Em julho passado, a 14ª Vara Federal de Brasília reconheceu que a União deveria responder pela quebra do Aerus. De acordo com a sentença, o governo federal deveria ter fiscalizado a saúde de fundo de pensões através da antiga Secretaria de Previdência Complementar (SPC) – hoje Superintendência Nacional de Previdência Complementar (Previc). A folha de pagamento do Aerus é estimada em R$ 22 milhões mensais. “Quando me aposentei, recebia do Aerus R$ 5,4 mil. Hoje recebo R$ 474 do fundo”, conta Carlos Alberto Bezerra, 77, que foi empregado da Varig por “35 anos, três meses e 19 dias”.
Bezerra recebe uma aposentadoria de R$ 2,9 mil pelo INSS. Diz que, por conta da redução do benefício, deixou de viajar e de comprar uma casa. De acordo com Avanildo Maranhão, representante da associação dos aposentados e pensionistas do Aerus em Pernambuco, existem aproximadamente 10 mil pessoas nesta situação em todo o país. No estado são cerca de 200. “Uns dez já morreram aqui e 750 no Brasil. É muito difícil”, calcula Maranhão, que era gerente regional Norte/Nordeste da Fundação Rubem Berta, passou anos pagando R$ 600 ao fundo e recebia R$ 6,8 mil de complemento. Atualmente são R$ 932 por mês.

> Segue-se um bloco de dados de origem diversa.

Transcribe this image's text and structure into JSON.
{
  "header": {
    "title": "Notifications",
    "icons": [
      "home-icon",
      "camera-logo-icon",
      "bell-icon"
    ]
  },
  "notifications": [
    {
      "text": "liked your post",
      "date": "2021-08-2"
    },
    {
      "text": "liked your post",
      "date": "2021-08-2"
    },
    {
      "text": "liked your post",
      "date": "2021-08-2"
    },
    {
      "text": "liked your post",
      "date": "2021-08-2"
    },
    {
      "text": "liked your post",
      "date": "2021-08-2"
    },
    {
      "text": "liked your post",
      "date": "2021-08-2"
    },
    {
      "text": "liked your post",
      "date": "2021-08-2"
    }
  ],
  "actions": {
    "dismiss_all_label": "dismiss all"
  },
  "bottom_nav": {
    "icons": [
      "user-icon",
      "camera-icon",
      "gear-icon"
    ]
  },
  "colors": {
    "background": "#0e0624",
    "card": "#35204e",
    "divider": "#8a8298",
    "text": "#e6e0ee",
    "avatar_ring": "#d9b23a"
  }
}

“O que está acontecendo com esses idosos é uma vergonha para o nosso país. Mas esperamos que a presidente Dilma se sensibilize e dê uma solução para o caso Aerus”, diz em nota a diretora da Federação Nacional dos Trabalhadores em Aviação Civil, Graziella Baggio. Além da manifestação no Recife, os aposentados também protestaram nos aeroportos de Congonhas (São Paulo), Santos Dumont (Rio de Janeiro), Salgado Filho (Porto Alegre) e Afonso Pena (Curitiba). Em Congonhas, os aposentados chegaram a queimar um boneco de Judas caracterizado como o advogado-geral da União, Luís Inácio Adams.